Professors weigh in on India’s treatment of women

Professor Sunil Bhatia took this picture at a stoplight in Delhi in the days after the rape of a woman on a public bus there in December.
Professor Sunil Bhatia took this picture at a stoplight in Delhi in the days after the rape of a woman on a public bus there in December.

In response to the brutal rape of a woman in New Delhi and the subsequent discussions of the realities Indian women face, two professors with ties to the country have published opinion pieces in a web journal, The Feminist Wire.

In his opinion piece, Professor of Human Development Sunil Bhatia argues that new sexual offense and anti-rape legislation being considered in India will only be effective if safe, private and sanitary restrooms are made available.

Bhatia writes that more than 600 million people in India lack access to proper toilets, forcing them to travel long distances, often before sunrise and after sunset, to meet their bodily needs. Women forced to practice what is known as “open defecation” are subject to harassment and assault.

“For many women in urban and rural India, lack of sanitation is linked to issues of health, safety, dignity, and education,” Bhatia writes.

In 2006, Bhatia started Friends of Shelter Associates (FSA), a local chapter of the Indian nonprofit organization Shelter Associates, to raise awareness about access to sanitation in urban and rural India as both a matter of public health and human rights. Bhatia is the author of “American Karma: Race, Culture, and Identity and the Indian Diaspora.” His forthcoming book, “Globalization and Culture: Narratives of Youth Identity from Call Centers to Chai Stalls,” will be published by Oxford University Press.

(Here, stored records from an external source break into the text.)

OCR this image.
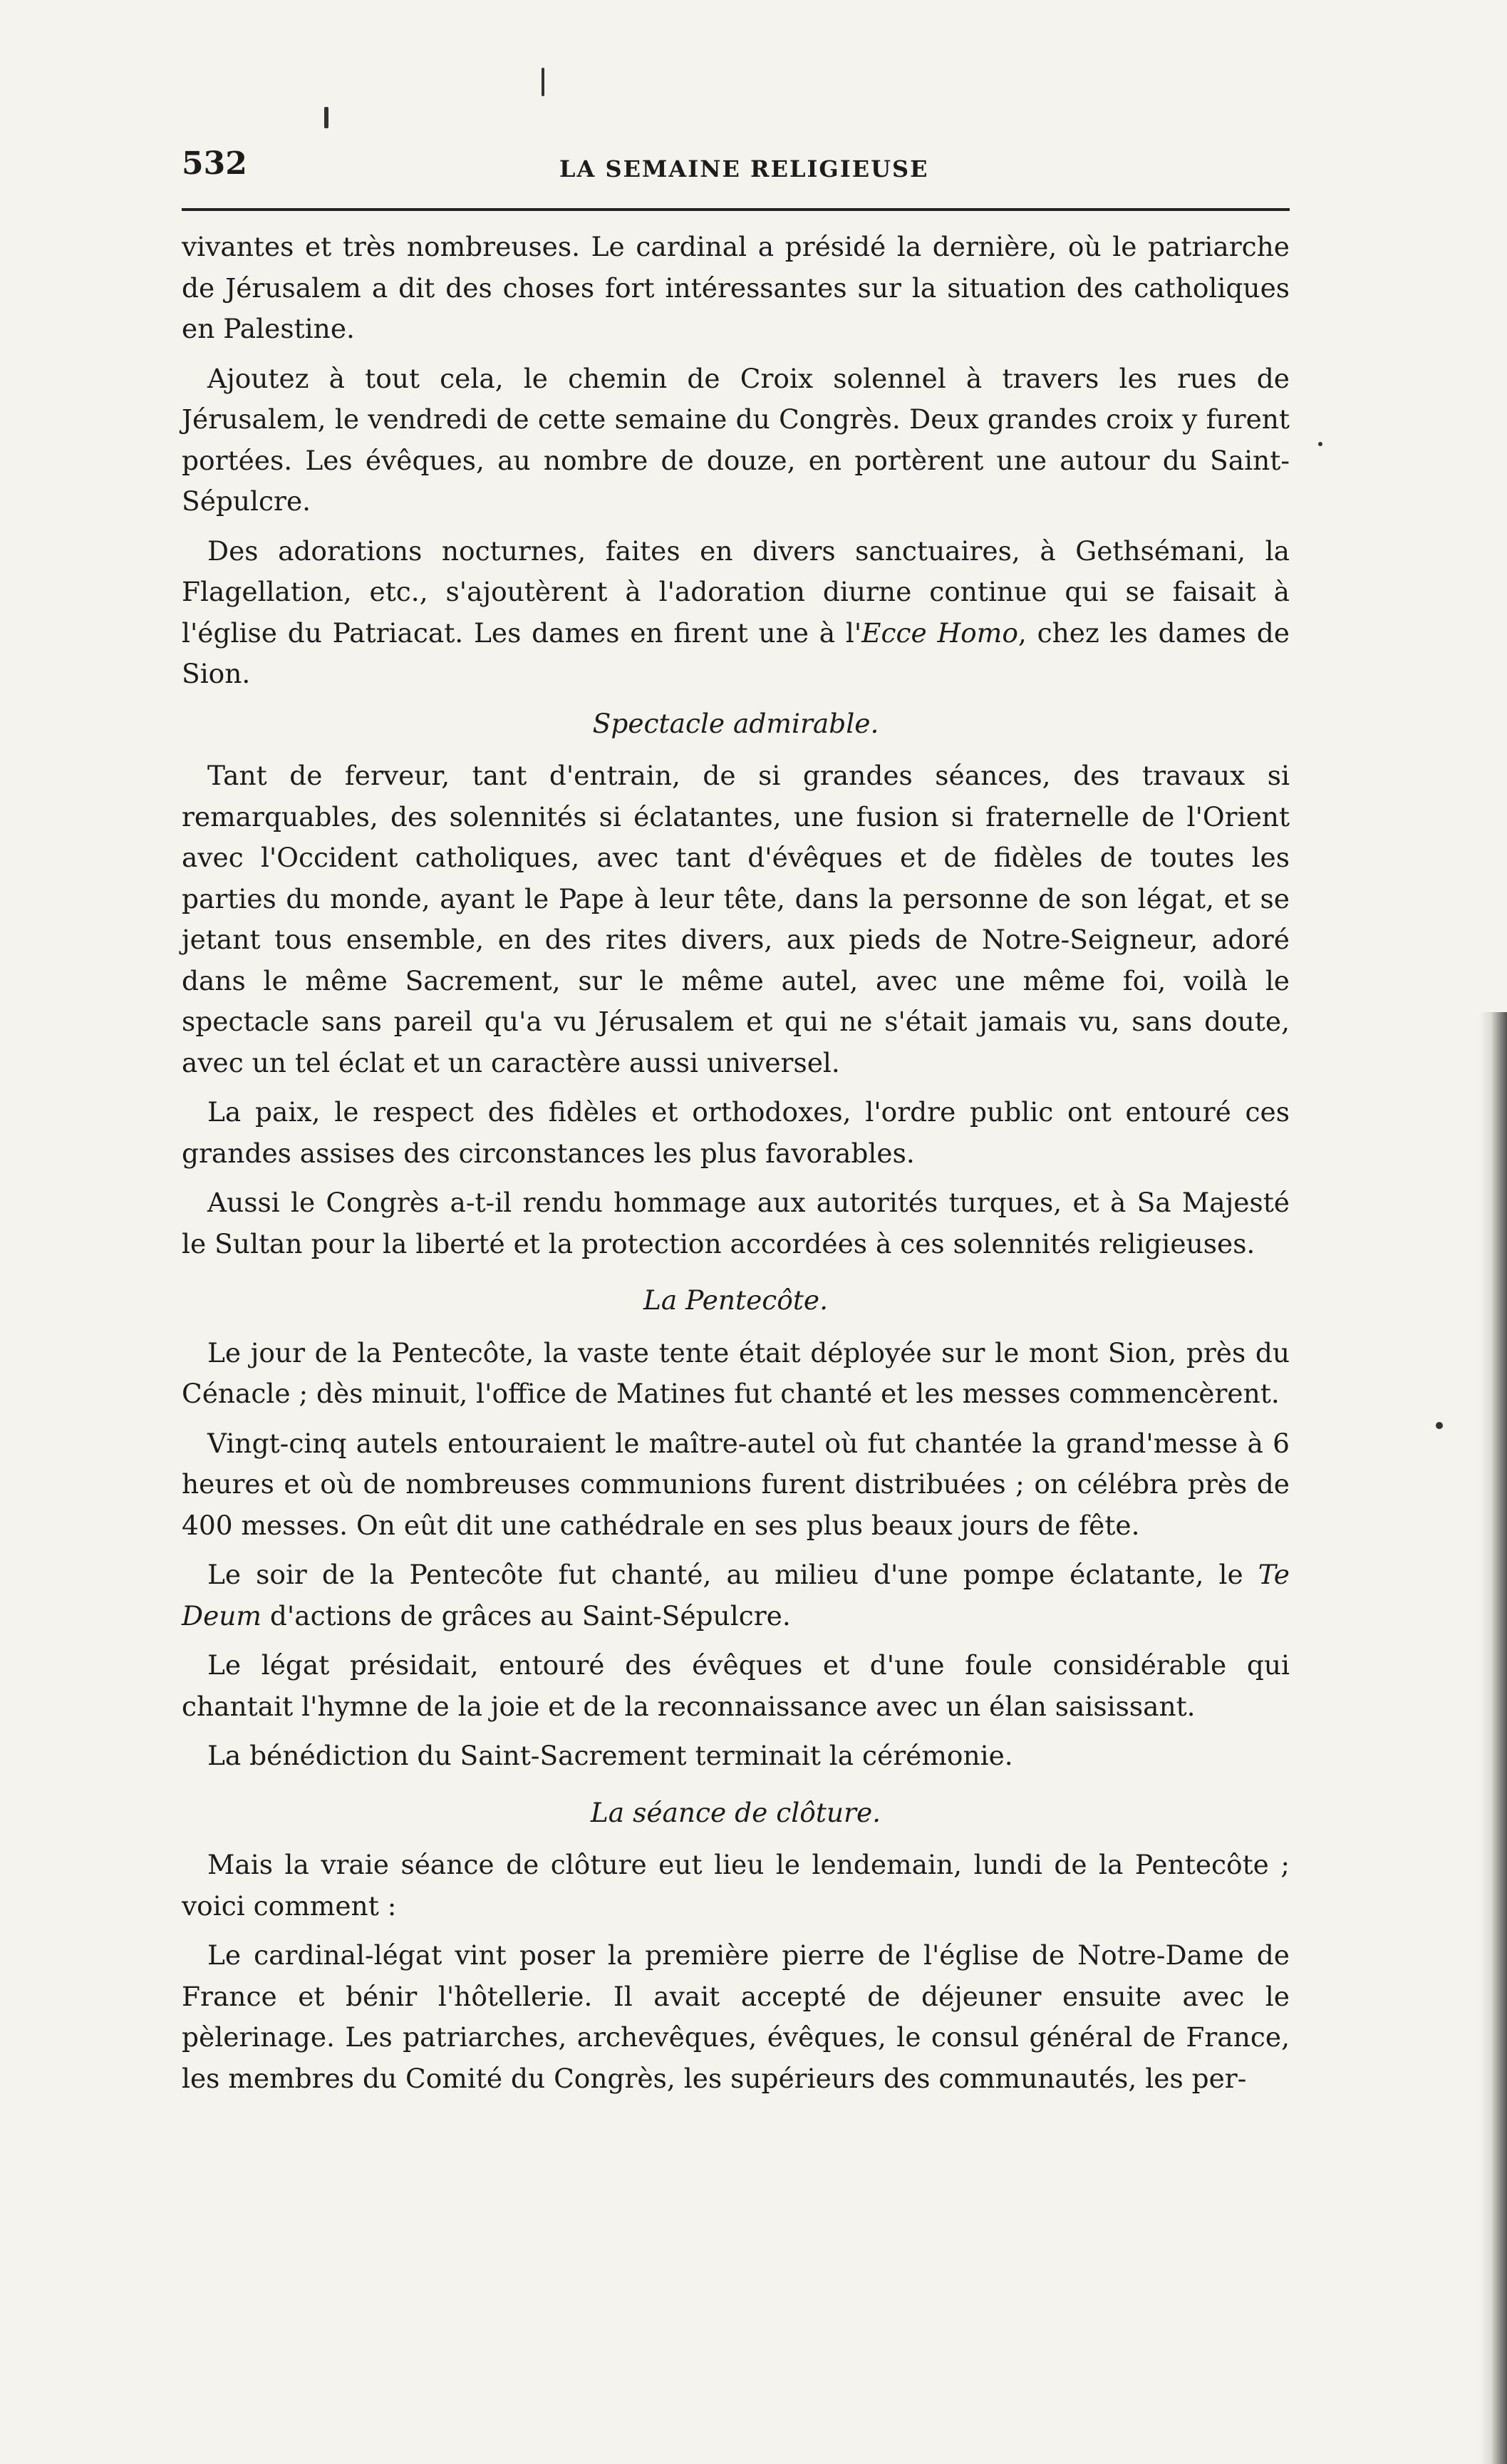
532	LA SEMAINE RELIGIEUSE

vivantes et très nombreuses. Le cardinal a présidé la dernière, où le patriarche de Jérusalem a dit des choses fort intéressantes sur la situation des catholiques en Palestine.

Ajoutez à tout cela, le chemin de Croix solennel à travers les rues de Jérusalem, le vendredi de cette semaine du Congrès. Deux grandes croix y furent portées. Les évêques, au nombre de douze, en portèrent une autour du Saint-Sépulcre.

Des adorations nocturnes, faites en divers sanctuaires, à Gethsémani, la Flagellation, etc., s'ajoutèrent à l'adoration diurne continue qui se faisait à l'église du Patriacat. Les dames en firent une à l'Ecce Homo, chez les dames de Sion.

Spectacle admirable.

Tant de ferveur, tant d'entrain, de si grandes séances, des travaux si remarquables, des solennités si éclatantes, une fusion si fraternelle de l'Orient avec l'Occident catholiques, avec tant d'évêques et de fidèles de toutes les parties du monde, ayant le Pape à leur tête, dans la personne de son légat, et se jetant tous ensemble, en des rites divers, aux pieds de Notre-Seigneur, adoré dans le même Sacrement, sur le même autel, avec une même foi, voilà le spectacle sans pareil qu'a vu Jérusalem et qui ne s'était jamais vu, sans doute, avec un tel éclat et un caractère aussi universel.

La paix, le respect des fidèles et orthodoxes, l'ordre public ont entouré ces grandes assises des circonstances les plus favorables.

Aussi le Congrès a-t-il rendu hommage aux autorités turques, et à Sa Majesté le Sultan pour la liberté et la protection accordées à ces solennités religieuses.

La Pentecôte.

Le jour de la Pentecôte, la vaste tente était déployée sur le mont Sion, près du Cénacle ; dès minuit, l'office de Matines fut chanté et les messes commencèrent.

Vingt-cinq autels entouraient le maître-autel où fut chantée la grand'messe à 6 heures et où de nombreuses communions furent distribuées ; on célébra près de 400 messes. On eût dit une cathédrale en ses plus beaux jours de fête.

Le soir de la Pentecôte fut chanté, au milieu d'une pompe éclatante, le Te Deum d'actions de grâces au Saint-Sépulcre.

Le légat présidait, entouré des évêques et d'une foule considérable qui chantait l'hymne de la joie et de la reconnaissance avec un élan saisissant.

La bénédiction du Saint-Sacrement terminait la cérémonie.

La séance de clôture.

Mais la vraie séance de clôture eut lieu le lendemain, lundi de la Pentecôte ; voici comment :

Le cardinal-légat vint poser la première pierre de l'église de Notre-Dame de France et bénir l'hôtellerie. Il avait accepté de déjeuner ensuite avec le pèlerinage. Les patriarches, archevêques, évêques, le consul général de France, les membres du Comité du Congrès, les supérieurs des communautés, les per-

Shubhra Sharma, the Vandana Shiva Assistant Professor of Gender and Women's Studies at Connecticut College, writes in one opinion piece that India’s elected officials “need to do more to ensure liberty, equality and security for all women.”

Sharma writes about her mother, who was born the year India was declared a republic.

“She was one of the many millions of Indians to whom the nation and its constitution (and its pledge to making their lives free) was dedicated,” Sharma writes. “At 64, my mother and her republic are clearly at odds with each other. At 64, my mother’s republic has turned on her and her daughters.”

Sharma writes that she is cautiously optimistic that the new legislation being considered by India’s administrators will empower women and help transform the country’s political, legislative and judicial culture.

“If this happens, then my 64-year-old mother might consider reclaiming this nation and this republic as her own. She might even consider bequeathing this republic to me, her daughter, and her granddaughters with a smile on her face and her heart,” she writes.

Sharma, the author of "‘Neoliberalization’ as Betrayal: State, Feminism, and a Women's Education Program in India,” also wrote about rape and women’s rights in an earlier piece on The Feminist Wire.